The irony, of course, is Dimon, when asked for a succession timeline, typically responds it’ll be another five years.
Dimon would need to hold the shares until July 2031, at which point the options would be worth about $50 million, according to estimates reported in the Financial Times and Bloomberg.
The board can take away up to half of Dimon’s options in the first five years if the bank’s performance is "unsatisfactory for a sustained period of time," if the bank’s annual profit turns negative — with the exception of certain items — or if the bank’s business units don’t meet certain goals, Bloomberg reported.
But the long-range impact of the award cements a timeline that, barring an emergency, essentially takes JPMorgan President Daniel Pinto out of succession planning, deepening Dimon’s incentive to serve until either Marianne Lake or Jennifer Piepszak is tapped as the bank’s next CEO. Lake and Piepszak were named co-heads of JPMorgan’s consumer and community banking unit in May.
Cards, cards, cards
Wells Fargo made waves last month, by launching the first of what it sees as a suite of cards — a 2% cash-back option — to boost its profile in the card space. The move may be seen as a salvo aimed at the world’s largest card issuer, Citi — which, within days, pushed its own 5% cash-back card.
Add to the fray Bank of America. The nation’s second-largest bank on Monday announced a credit card that offers users 1.5% cash back on all purchases with no limit to when or how much they can redeem.
"We heard from our clients that they want earning rewards on their credit card to be uncomplicated," Jason Gaughan, a credit card executive at Bank of America, said in a press release, adding that the card can help customers "optimize their spending."
The incentives increase for members of the bank’s Preferred Rewards tier, who can earn up to 2.62% cash back.
Wells this month leaned further into its cards, citing them as an alternative ahead of shutting down all existing personal lines of credit, a move that's expected within 60 days.
"We feel we can better meet the borrowing needs of our customers through credit card and personal loan products," the bank told CNBC and Bloomberg in a statement this month.
A week later, when Citi stopped taking applications for its $495-a-year Prestige card, it encouraged prospective customers to consider its newest 5% cash-back option, Bloomberg reported.
Crypto
BNY Mellon took another step forward in its embrace of crypto, joining a group of six banks backing trading London-based Pure Digital, the Financial Times reported Wednesday.
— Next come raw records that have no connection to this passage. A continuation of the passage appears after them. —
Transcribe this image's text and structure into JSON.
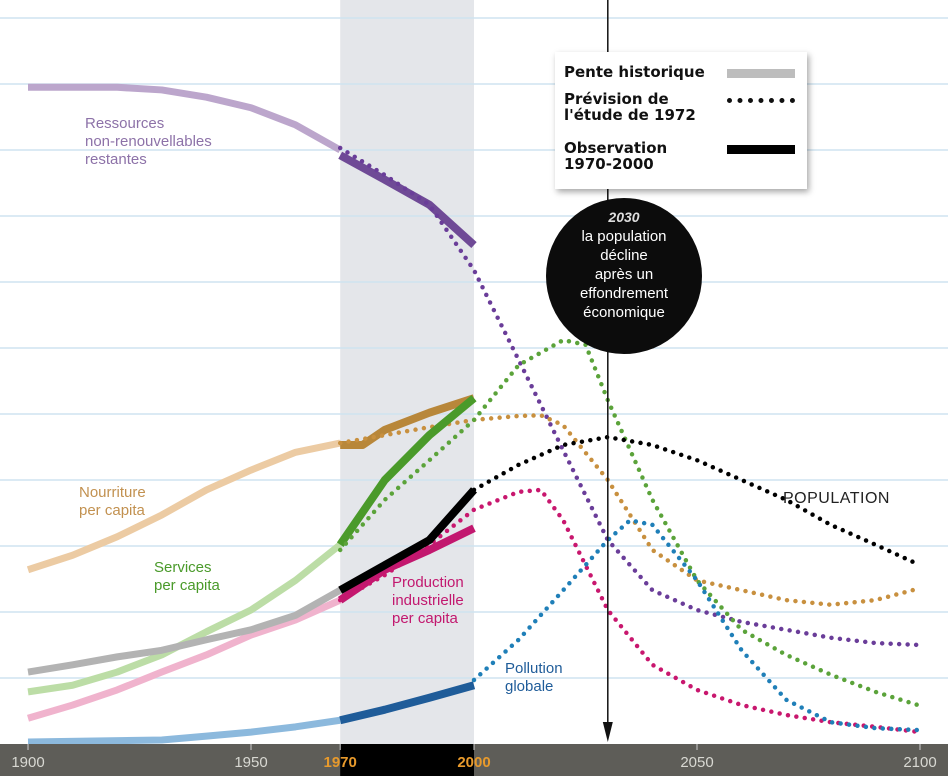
{
  "chart_data": {
    "type": "line",
    "xlim": [
      1900,
      2100
    ],
    "ylim": [
      0,
      11.3
    ],
    "grid": true,
    "x_ticks": [
      {
        "value": 1900,
        "label": "1900"
      },
      {
        "value": 1950,
        "label": "1950"
      },
      {
        "value": 1970,
        "label": "1970",
        "highlight": true
      },
      {
        "value": 2000,
        "label": "2000",
        "highlight": true
      },
      {
        "value": 2050,
        "label": "2050"
      },
      {
        "value": 2100,
        "label": "2100"
      }
    ],
    "shaded_range": [
      1970,
      2000
    ],
    "marker_year": 2030,
    "legend": {
      "placement": "top-right",
      "historical": "Pente historique",
      "forecast": "Prévision de l'étude de 1972",
      "observed": "Observation 1970-2000"
    },
    "annotation": {
      "year": "2030",
      "text": [
        "la population",
        "décline",
        "après un",
        "effondrement",
        "économique"
      ]
    },
    "series": [
      {
        "name": "Ressources non-renouvellables restantes",
        "label": [
          "Ressources",
          "non-renouvellables",
          "restantes"
        ],
        "colors": {
          "historical": "#bca6cc",
          "observed": "#6f4a96",
          "forecast": "#6a3d99"
        },
        "historical": [
          [
            1900,
            9.95
          ],
          [
            1920,
            9.95
          ],
          [
            1930,
            9.91
          ],
          [
            1940,
            9.8
          ],
          [
            1950,
            9.64
          ],
          [
            1960,
            9.38
          ],
          [
            1970,
            9.0
          ]
        ],
        "observed": [
          [
            1970,
            8.92
          ],
          [
            1980,
            8.55
          ],
          [
            1990,
            8.17
          ],
          [
            2000,
            7.56
          ]
        ],
        "forecast": [
          [
            1970,
            9.03
          ],
          [
            1980,
            8.62
          ],
          [
            1990,
            8.17
          ],
          [
            2000,
            7.18
          ],
          [
            2010,
            5.82
          ],
          [
            2020,
            4.45
          ],
          [
            2030,
            3.09
          ],
          [
            2040,
            2.33
          ],
          [
            2050,
            2.03
          ],
          [
            2060,
            1.85
          ],
          [
            2070,
            1.73
          ],
          [
            2080,
            1.61
          ],
          [
            2090,
            1.53
          ],
          [
            2100,
            1.5
          ]
        ]
      },
      {
        "name": "Nourriture per capita",
        "label": [
          "Nourriture",
          "per capita"
        ],
        "colors": {
          "historical": "#eccba3",
          "observed": "#b8873a",
          "forecast": "#c8903f"
        },
        "historical": [
          [
            1900,
            2.64
          ],
          [
            1910,
            2.86
          ],
          [
            1920,
            3.14
          ],
          [
            1930,
            3.47
          ],
          [
            1940,
            3.85
          ],
          [
            1950,
            4.15
          ],
          [
            1960,
            4.42
          ],
          [
            1970,
            4.56
          ]
        ],
        "observed": [
          [
            1970,
            4.53
          ],
          [
            1975,
            4.53
          ],
          [
            1980,
            4.76
          ],
          [
            1990,
            5.02
          ],
          [
            2000,
            5.24
          ]
        ],
        "forecast": [
          [
            1970,
            4.56
          ],
          [
            1980,
            4.68
          ],
          [
            1990,
            4.8
          ],
          [
            2000,
            4.91
          ],
          [
            2010,
            4.97
          ],
          [
            2015,
            4.98
          ],
          [
            2020,
            4.83
          ],
          [
            2030,
            4.0
          ],
          [
            2040,
            2.94
          ],
          [
            2050,
            2.48
          ],
          [
            2060,
            2.33
          ],
          [
            2070,
            2.18
          ],
          [
            2080,
            2.11
          ],
          [
            2090,
            2.18
          ],
          [
            2100,
            2.36
          ]
        ]
      },
      {
        "name": "Services per capita",
        "label": [
          "Services",
          "per capita"
        ],
        "colors": {
          "historical": "#bcdda6",
          "observed": "#4a9a2a",
          "forecast": "#5ba33a"
        },
        "historical": [
          [
            1900,
            0.79
          ],
          [
            1910,
            0.89
          ],
          [
            1920,
            1.09
          ],
          [
            1930,
            1.35
          ],
          [
            1940,
            1.7
          ],
          [
            1950,
            2.03
          ],
          [
            1960,
            2.48
          ],
          [
            1970,
            3.02
          ]
        ],
        "observed": [
          [
            1970,
            3.02
          ],
          [
            1980,
            4.0
          ],
          [
            1990,
            4.68
          ],
          [
            2000,
            5.24
          ]
        ],
        "forecast": [
          [
            1970,
            2.94
          ],
          [
            1980,
            3.7
          ],
          [
            1990,
            4.3
          ],
          [
            2000,
            4.91
          ],
          [
            2010,
            5.74
          ],
          [
            2020,
            6.12
          ],
          [
            2025,
            6.05
          ],
          [
            2030,
            5.21
          ],
          [
            2040,
            3.7
          ],
          [
            2050,
            2.48
          ],
          [
            2060,
            1.73
          ],
          [
            2070,
            1.35
          ],
          [
            2080,
            1.05
          ],
          [
            2090,
            0.79
          ],
          [
            2100,
            0.58
          ]
        ]
      },
      {
        "name": "Production industrielle per capita",
        "label": [
          "Production",
          "industrielle",
          "per capita"
        ],
        "colors": {
          "historical": "#f0b3cd",
          "observed": "#c2186f",
          "forecast": "#c8176e"
        },
        "historical": [
          [
            1900,
            0.39
          ],
          [
            1910,
            0.59
          ],
          [
            1920,
            0.82
          ],
          [
            1930,
            1.09
          ],
          [
            1940,
            1.35
          ],
          [
            1950,
            1.65
          ],
          [
            1960,
            1.88
          ],
          [
            1970,
            2.18
          ]
        ],
        "observed": [
          [
            1970,
            2.18
          ],
          [
            1980,
            2.64
          ],
          [
            1990,
            2.94
          ],
          [
            2000,
            3.27
          ]
        ],
        "forecast": [
          [
            1970,
            2.18
          ],
          [
            1980,
            2.56
          ],
          [
            1990,
            3.02
          ],
          [
            2000,
            3.55
          ],
          [
            2010,
            3.82
          ],
          [
            2015,
            3.85
          ],
          [
            2020,
            3.39
          ],
          [
            2030,
            2.03
          ],
          [
            2040,
            1.2
          ],
          [
            2050,
            0.82
          ],
          [
            2060,
            0.59
          ],
          [
            2070,
            0.44
          ],
          [
            2080,
            0.33
          ],
          [
            2090,
            0.26
          ],
          [
            2100,
            0.18
          ]
        ]
      },
      {
        "name": "POPULATION",
        "label": [
          "POPULATION"
        ],
        "colors": {
          "historical": "#b3b3b3",
          "observed": "#000000",
          "forecast": "#000000"
        },
        "historical": [
          [
            1900,
            1.09
          ],
          [
            1910,
            1.2
          ],
          [
            1920,
            1.32
          ],
          [
            1930,
            1.42
          ],
          [
            1940,
            1.58
          ],
          [
            1950,
            1.73
          ],
          [
            1960,
            1.95
          ],
          [
            1970,
            2.33
          ]
        ],
        "observed": [
          [
            1970,
            2.33
          ],
          [
            1980,
            2.71
          ],
          [
            1990,
            3.09
          ],
          [
            2000,
            3.85
          ]
        ],
        "forecast": [
          [
            2000,
            3.85
          ],
          [
            2010,
            4.23
          ],
          [
            2020,
            4.53
          ],
          [
            2030,
            4.65
          ],
          [
            2040,
            4.53
          ],
          [
            2050,
            4.3
          ],
          [
            2060,
            4.0
          ],
          [
            2070,
            3.7
          ],
          [
            2080,
            3.32
          ],
          [
            2090,
            3.02
          ],
          [
            2100,
            2.71
          ]
        ]
      },
      {
        "name": "Pollution globale",
        "label": [
          "Pollution",
          "globale"
        ],
        "colors": {
          "historical": "#8cb9dd",
          "observed": "#1f5c99",
          "forecast": "#1f7fb8"
        },
        "historical": [
          [
            1900,
            0.03
          ],
          [
            1930,
            0.06
          ],
          [
            1940,
            0.12
          ],
          [
            1950,
            0.18
          ],
          [
            1960,
            0.26
          ],
          [
            1970,
            0.36
          ]
        ],
        "observed": [
          [
            1970,
            0.36
          ],
          [
            1980,
            0.52
          ],
          [
            1990,
            0.7
          ],
          [
            2000,
            0.89
          ]
        ],
        "forecast": [
          [
            2000,
            0.97
          ],
          [
            2010,
            1.58
          ],
          [
            2020,
            2.33
          ],
          [
            2030,
            3.09
          ],
          [
            2035,
            3.39
          ],
          [
            2040,
            3.32
          ],
          [
            2050,
            2.48
          ],
          [
            2060,
            1.42
          ],
          [
            2070,
            0.67
          ],
          [
            2080,
            0.33
          ],
          [
            2090,
            0.24
          ],
          [
            2100,
            0.21
          ]
        ]
      }
    ]
  }
}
"Digital assets are only going to become more embedded in global markets in the years ahead, and this collaboration accords with BNY Mellon’s wider strategy to develop a digital asset capability for clients across the entire trade life cycle," Jason Vitale, global head of foreign exchange at the bank, told the publication.
BNY Mellon announced in February it is forming a digital assets unit to develop a prototype for a multi-asset digital custody and administration platform.
This week’s tie-up with Pure Digital comes three months after State Street lent its support to the effort.